As to matters of error and political capital...

You can say that Froma Harrop has something in common with David Broder, too busy condemning and not enough thinking. And I'll start with this, in the last 8 years of GW, we saw plenty of business as usual, revolving doors between the government and the private sector, and a question as to whether those who signed onto the GW administration paid their own taxes on a timely basis. Well, not only did we not know as to the latter in particular, but it mostly went undiscussed. If anything did get discussed, was the most public utterances of anyone in the GW administration. The news media simply did not "go personal" about the most intimate character and character flaws of the prior administration. No doubt there was a reason, the GW administration simply never allowed personal matters to be public. And got defensive and quickly retaliated should personal matters get some kind of public airing. Ref Dan Rather and questions concerning GW's failure to live up to his recruitment standards in the Air National Guard. The big deal was that the messenger could get attacked and even further become a sacrificial lamb by the news media to appease a wrathful president. The news media, I guess, knew better than probe too deeply personal issues that no one in the GW administration wanted to reveal.
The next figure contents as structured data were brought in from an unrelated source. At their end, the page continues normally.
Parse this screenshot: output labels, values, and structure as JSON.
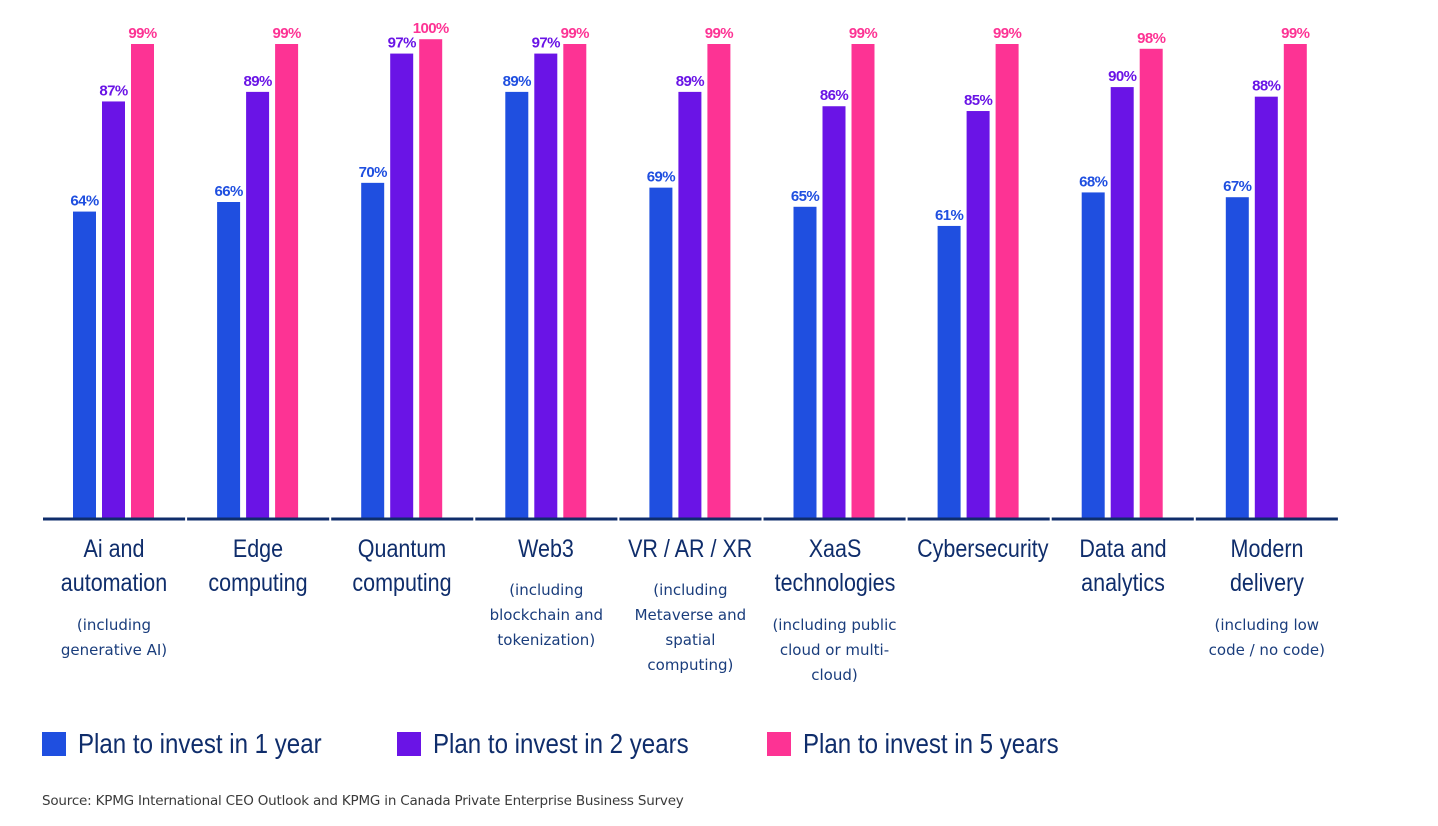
{
  "chart_data": {
    "type": "bar",
    "title": "",
    "xlabel": "",
    "ylabel": "",
    "ylim": [
      0,
      100
    ],
    "grid": false,
    "legend_position": "bottom-left",
    "categories": [
      "Ai and automation",
      "Edge computing",
      "Quantum computing",
      "Web3",
      "VR / AR / XR",
      "XaaS technologies",
      "Cybersecurity",
      "Data and analytics",
      "Modern delivery"
    ],
    "category_titles": [
      [
        "Ai and",
        "automation"
      ],
      [
        "Edge",
        "computing"
      ],
      [
        "Quantum",
        "computing"
      ],
      [
        "Web3"
      ],
      [
        "VR / AR / XR"
      ],
      [
        "XaaS",
        "technologies"
      ],
      [
        "Cybersecurity"
      ],
      [
        "Data and",
        "analytics"
      ],
      [
        "Modern",
        "delivery"
      ]
    ],
    "category_subtitles": [
      [
        "(including",
        "generative AI)"
      ],
      [],
      [],
      [
        "(including",
        "blockchain and",
        "tokenization)"
      ],
      [
        "(including",
        "Metaverse and",
        "spatial",
        "computing)"
      ],
      [
        "(including public",
        "cloud or multi-",
        "cloud)"
      ],
      [],
      [],
      [
        "(including low",
        "code / no code)"
      ]
    ],
    "series": [
      {
        "name": "Plan to invest in 1 year",
        "color": "#1f4fe0",
        "label_color": "#1f4fe0",
        "values": [
          64,
          66,
          70,
          89,
          69,
          65,
          61,
          68,
          67
        ]
      },
      {
        "name": "Plan to invest in 2 years",
        "color": "#6a14e6",
        "label_color": "#6a14e6",
        "values": [
          87,
          89,
          97,
          97,
          89,
          86,
          85,
          90,
          88
        ]
      },
      {
        "name": "Plan to invest in 5 years",
        "color": "#fd3394",
        "label_color": "#fd3394",
        "values": [
          99,
          99,
          100,
          99,
          99,
          99,
          99,
          98,
          99
        ]
      }
    ],
    "value_suffix": "%",
    "axis_color": "#0f2d6b"
  },
  "legend": {
    "items": [
      {
        "label": "Plan to invest in 1 year",
        "color": "#1f4fe0"
      },
      {
        "label": "Plan to invest in 2 years",
        "color": "#6a14e6"
      },
      {
        "label": "Plan to invest in 5 years",
        "color": "#fd3394"
      }
    ]
  },
  "source": "Source: KPMG International CEO Outlook and KPMG in Canada Private Enterprise Business Survey"
}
But given the Obama administration, it is as though the dam had burst. Cal Thomas had weighed in on the "red flags" of some of Obama's appointments to various cabinet positions. Based on? The very public revelations that 3 of these cabinet appointments had failed to pay their taxes on a timely basis. With Bill Richardson, a criminal probe into New Mexico state contracts. That's public revelations! Wow! Has anyone in the news media taken a real step back and considered how silent they were on business as usual that could and did lead to so much corruption in the GW administration? They were. No matter how egregious the behavior happened to be, the news media seemed more than content to simply give GW a pass. At least until Katrina. And now we hear all about how Obama has spent his political capital trying to defend people uniquely suited to shepherd his agenda legislatively through Congress or elsewhere. But, people whom it is publicly revealed did employ the lucrative revolving door because they could parley gvt service into getting well-connected in the private sector. Tom Daschle isn't the only one. Dick Cheney had himself made use of such a revolving door, from gvt service, to include a political office, to Haliburton, and back to gvt service. But there wasn't the screaming from here to heaven by the news media because he did so. But then, the news media was merely content to report on such revolving doors and business as usual instead of complaining about it.
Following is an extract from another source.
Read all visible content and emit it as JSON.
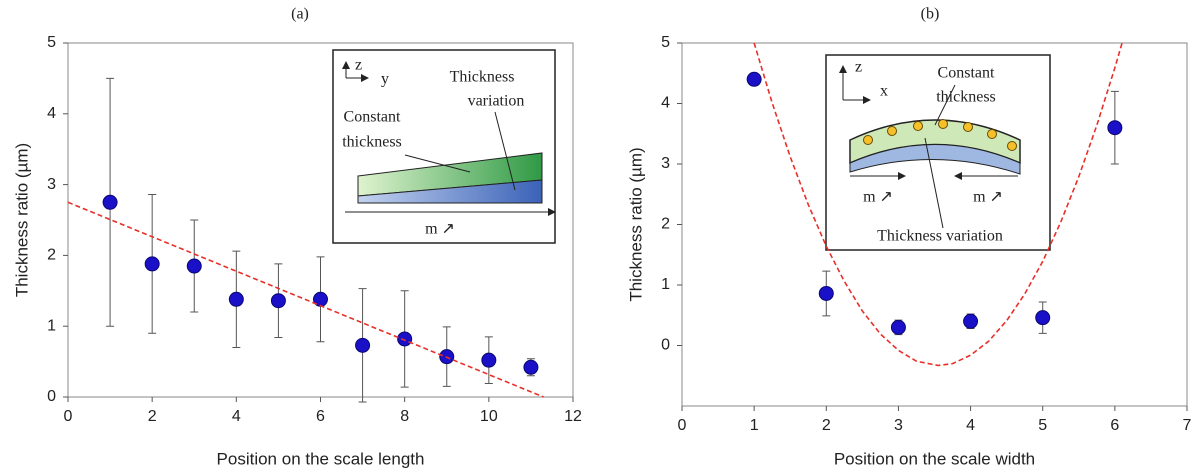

Shall I say that Tom Daschle is a creature of old Washington, D.C.? Yes. Can I say that the former Senator could have done a better job of making sure that all his taxes ought to have been paid on a timely basis? Most assuredly. But unlike Mr. Broder who has demonstrated the sort of inordinate hostility toward the current administration that he mostly withheld from the prior, I recognize that the Obama administration has already demonstrated a firming bedrock of transparency that includes personal issues that become a public embarrassment. Broder has the sort of access and opportunity to discuss these issues that he was quite frankly denied over the last 8 years. With me, Obama has all the political capital he needs to make mistakes, openly admit he screwed up, and move forward. And with Froma Harrop I do have one point of agreement, I don't expect a perfect administration. After all, I already see an open administration. So, when will the news media wake up and take what they are offered?